On January 29, 2007, February 1, 2007, and February 2, 2007, Plaintiff filed MSRs regarding intense pain. (PSAF, ¶ 40).

On February 2, 2007, Plaintiff was seen by Dr. Hendricks for complaints about RA related to his right ankle. (ECF No. 204–3, # 2663). Plaintiff claims he was assisted to a visit with Dr. Hendricks. (PSAF, ¶ 41). Plaintiff contends Dr. Hendricks refused to physically examine Plaintiff, provide pain medication or review Plaintiff's medical history. (PSAF, ¶ 42). Plaintiff alleges that defendant Dr. Hendricks indicated that surgery to correct Plaintiff's medical issues was too expensive and would not be approved by defendant CMS.1 (PSAF, ¶ 43). Instead, Dr. Hendricks gave Plaintiff a cane. (PSAF, ¶ 44).

On February 27, 2007, Plaintiff was noted to be ambulating with a “slap gate [sic] of the right foot.” (ECF No. 201, ¶ 33).

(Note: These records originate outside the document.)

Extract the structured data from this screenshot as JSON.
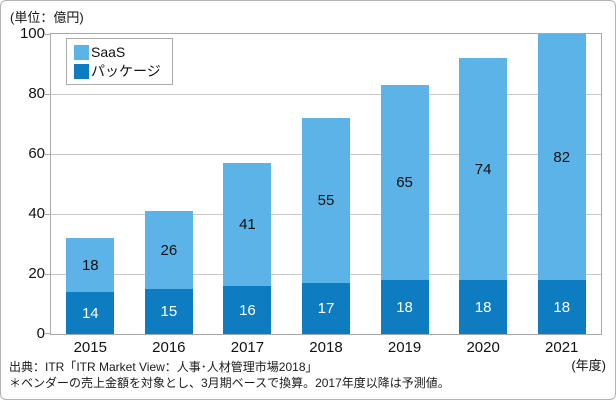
{
  "unit_label": "(単位：億円)",
  "axis_suffix_label": "(年度)",
  "source": {
    "line1": "出典：ITR「ITR Market View：人事･人材管理市場2018」",
    "line2": "＊ベンダーの売上金額を対象とし、3月期ベースで換算。2017年度以降は予測値。"
  },
  "colors": {
    "saas": "#5BB3E7",
    "package": "#0D7CC1",
    "gridline": "#c9c9c9",
    "plot_border": "#a8a8a8",
    "frame_border": "#b3b3b3"
  },
  "chart_data": {
    "type": "bar",
    "stacked": true,
    "title": "",
    "unit": "億円",
    "categories": [
      "2015",
      "2016",
      "2017",
      "2018",
      "2019",
      "2020",
      "2021"
    ],
    "series": [
      {
        "name": "パッケージ",
        "values": [
          14,
          15,
          16,
          17,
          18,
          18,
          18
        ],
        "color": "#0D7CC1",
        "label_color": "#ffffff"
      },
      {
        "name": "SaaS",
        "values": [
          18,
          26,
          41,
          55,
          65,
          74,
          82
        ],
        "color": "#5BB3E7",
        "label_color": "#111111"
      }
    ],
    "totals": [
      32,
      41,
      57,
      72,
      83,
      92,
      100
    ],
    "legend": [
      {
        "label": "SaaS",
        "color": "#5BB3E7"
      },
      {
        "label": "パッケージ",
        "color": "#0D7CC1"
      }
    ],
    "ylim": [
      0,
      100
    ],
    "yticks": [
      0,
      20,
      40,
      60,
      80,
      100
    ],
    "grid": true,
    "legend_position": "top-left-inside",
    "xlabel": "(年度)",
    "ylabel": "(単位：億円)"
  }
}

On March 5, 2007, Plaintiff returned to defendant CMS and was evaluated by its physician, Dr. Rayford. (ECF No. 209, ¶ 131). Dr. Rayford noted that Plaintiff suffered from right foot drop. ( Id.). Dr. Rayford requested that Plaintiff receive an MRI and evaluation by an orthopedic specialist. ( Id., ¶ 132). On March 15, 2007, Plaintiff again saw Dr. Rayford. (ECF No. 201, ¶ 36; ECF No. 209, ¶ 133). Dr. Rayford ordered a referral for an MRI to assess the anatomy of Plaintiff's foot. (ECF No. 209, ¶ 134). Plaintiff notes that Dr. Rayford submitted this referral request for an MRI on March 15, 2007. (ECF No. 224–1, ¶ 134). Dr. Michael Sands approved the request for the MRI. (ECF No. 209, ¶ 134). On March 22, 2007, Plaintiff saw Dr. Rayford, who noted that Plaintiff still had foot drop and was walking with a cane. (ECF No. 209, ¶ 135).